ガウンの男がエファの肩に置いていた右手を挙げると、男たちは銃撃をピタリと止めた。ガウンの男はまた講堂の中にその声を響かせる。
「お嬢さん、君の任務はここで終わりだ。どうやら迎えもきたようだしねぇ」
建物の外では自動車のエンジン音が近づき、講堂の入り口近くで停車したようであった。
ガウンの男が目配せすると、赤髪の男以外の二人がエファの左右に回り込んだ。そして黒いワンピースの腕を掴み、外へ連れ出そうとする。
「ユーディーさん!」
エファが再び名前を叫ぶ。
「待て!」
ユーディーは思わず長椅子の陰から身を乗り出す。赤髪の男がまだ銃口を向けているのが見えた。銃声と同時にユーディーは横転し、別の長椅子の陰へ転がり込む。寸前までユーディーの左肩があった場所を銃弾が通り過ぎていく。
「くっ……」
ユーディーは歯噛みする。
「アルビノが車へ行くまで、相手をしてやりなさい」
ガウンの男の声が、赤髪の男へ向けられる。赤髪の男はそれを承知すると、静かにユーディーの隠れた長椅子の方へ一歩踏み出した。
もはや残された時間は少ない。今この状況でユーディーは相手の射線上へ進み出る以外の選択肢を持たなかった。
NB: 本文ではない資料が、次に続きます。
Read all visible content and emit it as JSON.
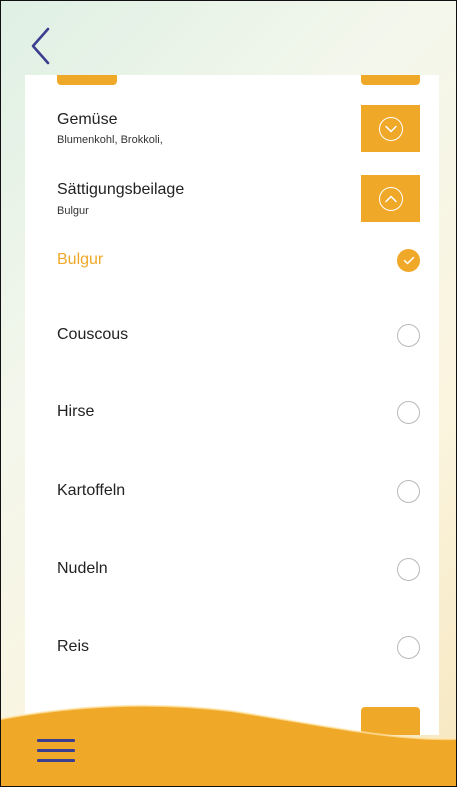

エファをこの場で救うため、強く床を蹴って走りだす。身を屈め、姿勢を低くし、両手でリボルバーのグリップを握りながら、できる限りの脚力を働かせる。地を這う稲妻の如き速さで、赤髪との距離を詰める。赤髪は二度、迫り来るユーディーに発砲したが、ユーディーは先読みで左右にステップし、紙一重で躱した。さらに距離を詰め、両者は肉薄する。
仕掛けた側のユーディーはもちろん、赤髪も銃撃から近接戦闘の構えに移っていた。ユーディーは助走の勢いをつけた回し蹴りを放つが、赤髪は両腕でガードを固めこれを防ぐ。すかさずユーディーはガードを崩すためコンビネーションで攻めるが、焦りのためかその打撃はどこか精彩を欠いていた。赤髪は熟練の動きでユーディーの連続攻撃を全て防ぎ、あるいは回避する。
相手が予想以上の近接戦闘能力を発揮したために、ユーディーの焦りはさらに強くなる。そして焦燥は戦闘において隙をもたらす。
攻撃の切れ目に生じた隙を見逃さず、赤髪は反撃の蹴りをユーディーの腹に向かって放つ。咄嗟に腕で腹部をガードし、直撃だけは防ぐ。しかし体格差のせいもあり、ユーディーの身体は後方に吹き飛ばされ、長椅子の一つに叩きつけられた。赤髪は銃口をユーディーに向ける。
そこで講堂の出入口に立つガウンの男から赤髪に指示が飛んだ。
「もう遊び相手は十分だろう。行くぞ」
「はい、司教様」
赤髪は銃を下げ、背中を向けて講堂の外へ向かう。
ユーディーはダメージの残る身体をすぐには動かせないでいた。
赤髪と司教と呼ばれたガウンの男が講堂から出て行くと、すぐに先ほどと同じ自動車のエンジン音が鳴り、だんだんと遠ざかっていった。
ユーディーは埃っぽい講堂の中で、無力感に苛まれながら、遠のくその音聞くことしかできなかった。
そしてエファを乗せた車の音が完全に聞こえなくなった後、ようやく自由に動くようになった身体で立ち上がり、首元に巻かれた黒いスカーフを強く握る。状況は確かに悪い。だが、諦めるという選択肢はない。
「まだ任務は終わりじゃない。まだ……終わらせない」
自分の助けを信じると言ったエファの言葉を反芻しながら、ユーディーは講堂を後にした。